8月28日に安倍晋三首相が記者会見して辞意を表明し、にわかに次の首相を選ぶ動きが活発化している。しかし市場では、次が誰になっても金融緩和、財政拡大といった路線に大きな転換はないだろうとの見方が大勢だ。はたして本当に安倍首相の経済政策「アベノミクス」の恩恵かどうかは議論があるにしても、安倍首相の在任期間に日経平均株価が3倍になり、完全失業率は半分になった。次の首相はアベノミクスをお手本にしないわけにはいかない。
「確かにそれはその通り。だけどね……」と話すのは、名古屋商科大学で経済学部長を務める岩沢誠一郎教授だ。いまとなっては名うての行動経済学の研究者だが、かつては大手証券でハウスオピニオン(会社としての相場見通し)を担当するチーフストラテジストで鳴らしたベテランの相場ウオッチャーでもある。岩沢教授は「長年、相場を見てきた身としては、8年近くも続いた宰相が降りるとなると、やはり政策がどう変わるといった話を超えた節目の感覚を持つ投資家が多いように思う」という。
長い目で見て振り返ってみれば「あれが転換点だったね」といったできごとになるかもしれない、というのが、安倍首相の辞任についての岩沢教授の見立てだ。「次の首相が同じようにビジネス界の声に耳を傾けるのかというと、まったくの未知数だ」というのが1つ目の理由。たしかに現在、次の首相候補に名前が挙がっている菅義偉官房長官や、自民の岸田文雄政調会長、石破茂元幹事長とも、首相として経済界とどう付き合うのかほぼ想像ができない。
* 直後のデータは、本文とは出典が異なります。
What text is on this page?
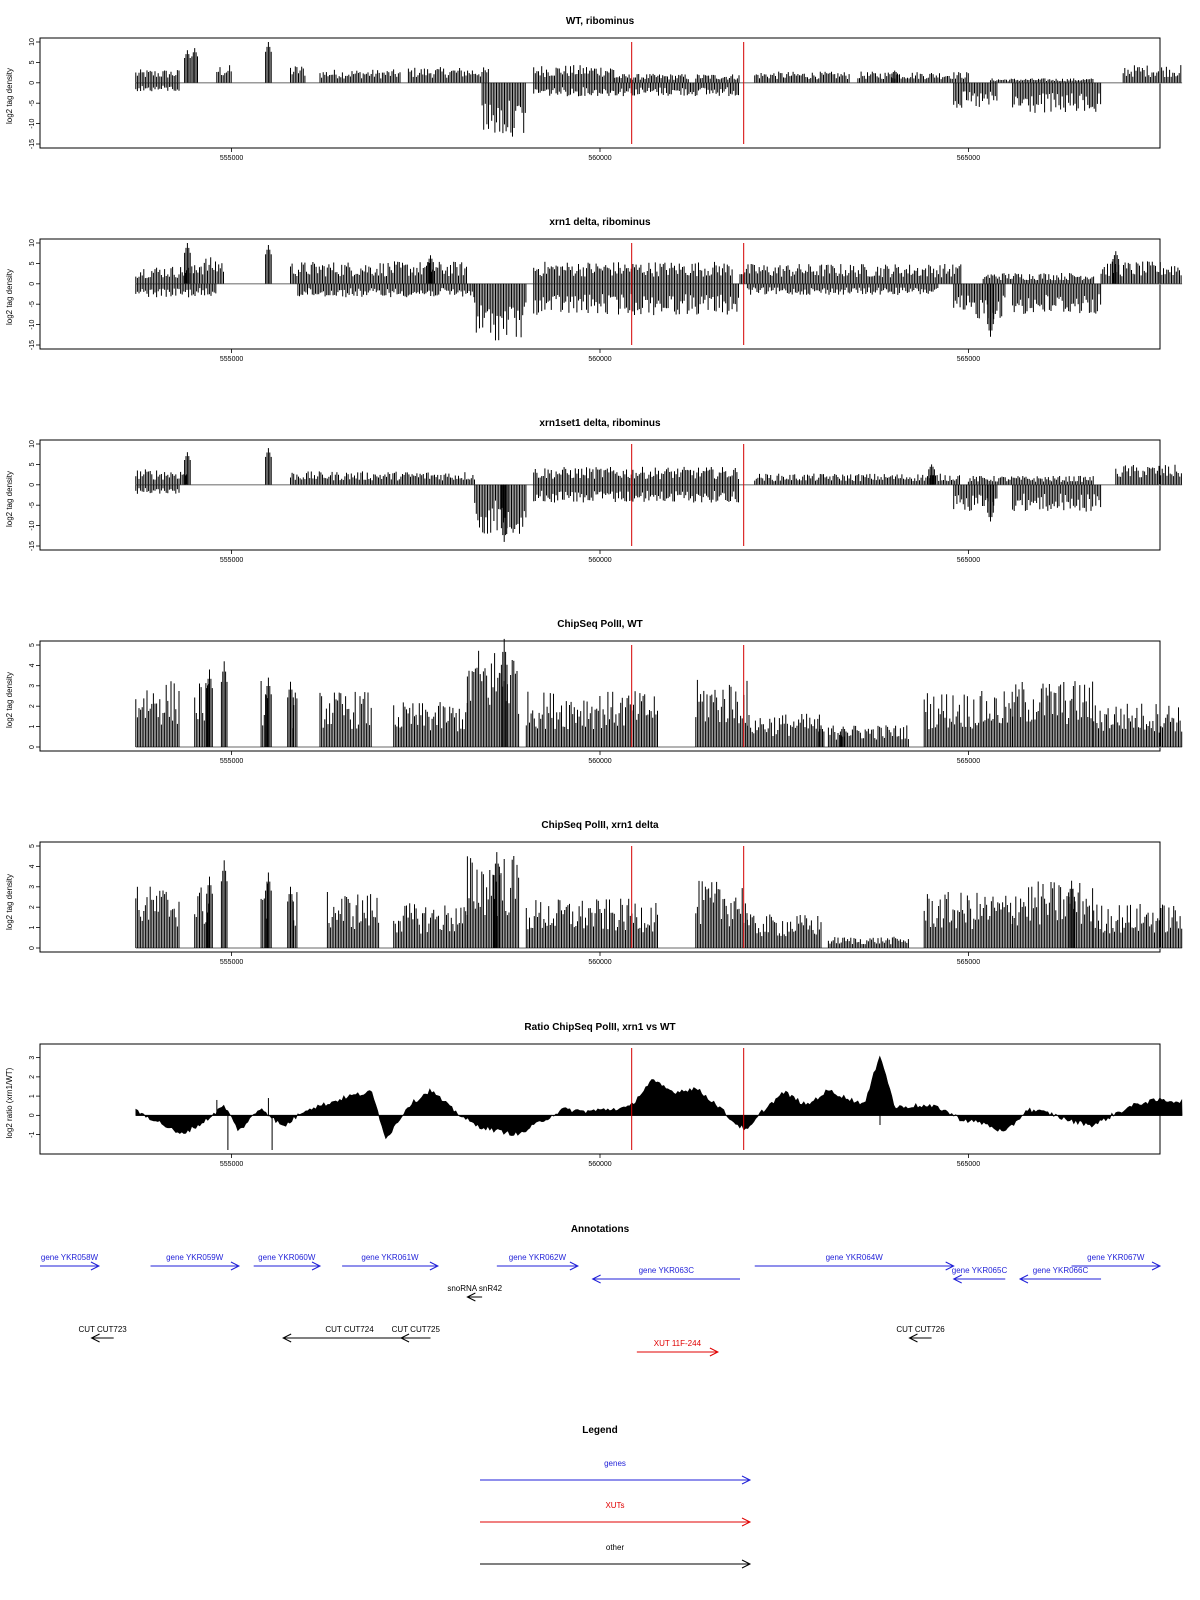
WT, ribominus
log2 tag density
10
5
0
-5
-10
-15
555000	560000	565000
xrn1 delta, ribominus
log2 tag density
10
5
0
-5
-10
-15
555000	560000	565000
xrn1set1 delta, ribominus
log2 tag density
10
5
0
-5
-10
-15
555000	560000	565000
ChipSeq PolII, WT
log2 tag density
5
4
3
2
1
0
555000	560000	565000
ChipSeq PolII, xrn1 delta
log2 tag density
5
4
3
2
1
0
555000	560000	565000
Ratio ChipSeq PolII, xrn1 vs WT
log2 ratio (xrn1/WT)
3
2
1
0
-1
555000	560000	565000
Annotations
gene YKR058W	gene YKR059W	gene YKR060W	gene YKR061W	gene YKR062W
gene YKR063C
gene YKR064W
gene YKR065C	gene YKR066C
gene YKR067W
snoRNA snR42
CUT CUT723	CUT CUT724 CUT CUT725	CUT CUT726
XUT 11F-244
Legend
genes
XUTs
other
安倍首相に「とにかく株価を上げよう」という精神が豊富だったことは間違いない。2006年の第1次安倍政権の発足前には「長期政権になれば株価が上がる」と主張し、長く政権の座にとどまる意欲を見せていたが、市場関係者には因果関係が逆だろうとツッコミを入れられたものだった。岩澤教授とは別の大手証券のストラテジストが、安倍氏との対談を書籍にまとめたのも2006年。次の首相に経済政策を聞くという内容だったが、巻末に推奨銘柄が付いていたのは語りぐさだ。
それに加えて、外交面での成果は見逃せない。G7(7カ国)の首脳ではドイツのメルケル首相に次ぐ古参になり、トランプ米大統領と個人的な関係を築くことができた数少ないリーダーとして存在感を発揮した。G7首脳会議で米欧が対立した際、「日本が提案した折衷案なら」とトランプ米大統領がいったん折れるなど、かつてないほど日米関係は良好だった。それはドル・円相場が大きく動けば、両国の政府・中央銀行も動くに違いないとの見方を誘い、外為相場の安定につながった可能性がある。
安倍首相の在任期間中はほぼ一貫して、米国の経済成長率が日本を上回っていた。これは世の中に出回る通貨の伸びが日米で異なることなどから、円高・ドル安要因といえるが、これが外交の成果で抑制されていたとすればどうか。岩澤教授は「日米の政策のタイミングが合わなくなったのをヘッジファンドなど投機筋に見透かされると、一気に円高が進む可能性が高い」と2つ目の理由を挙げる。「もちろん、円高が進めば日本株にも悪い影響が出ることになる」
安倍首相の辞意が伝わって8月28日に下落した日経平均は、土日をはさんで8月31日には下げを完全に埋める展開になった。金融政策や経済政策に大きな変化はないだろうとの安心感も寄与したもよう。米著名投資家による日本の商社株買いも伝わり、日本株は何事もなかったかのように上値を試す勢いだ。新型コロナウイルスの感染拡大で停滞した経済活動を国内外で再開する局面が続くと、上値追いを正当化する声もあるだろう。ただ為替相場の値動きが目立ってきたら要注意かもしれない。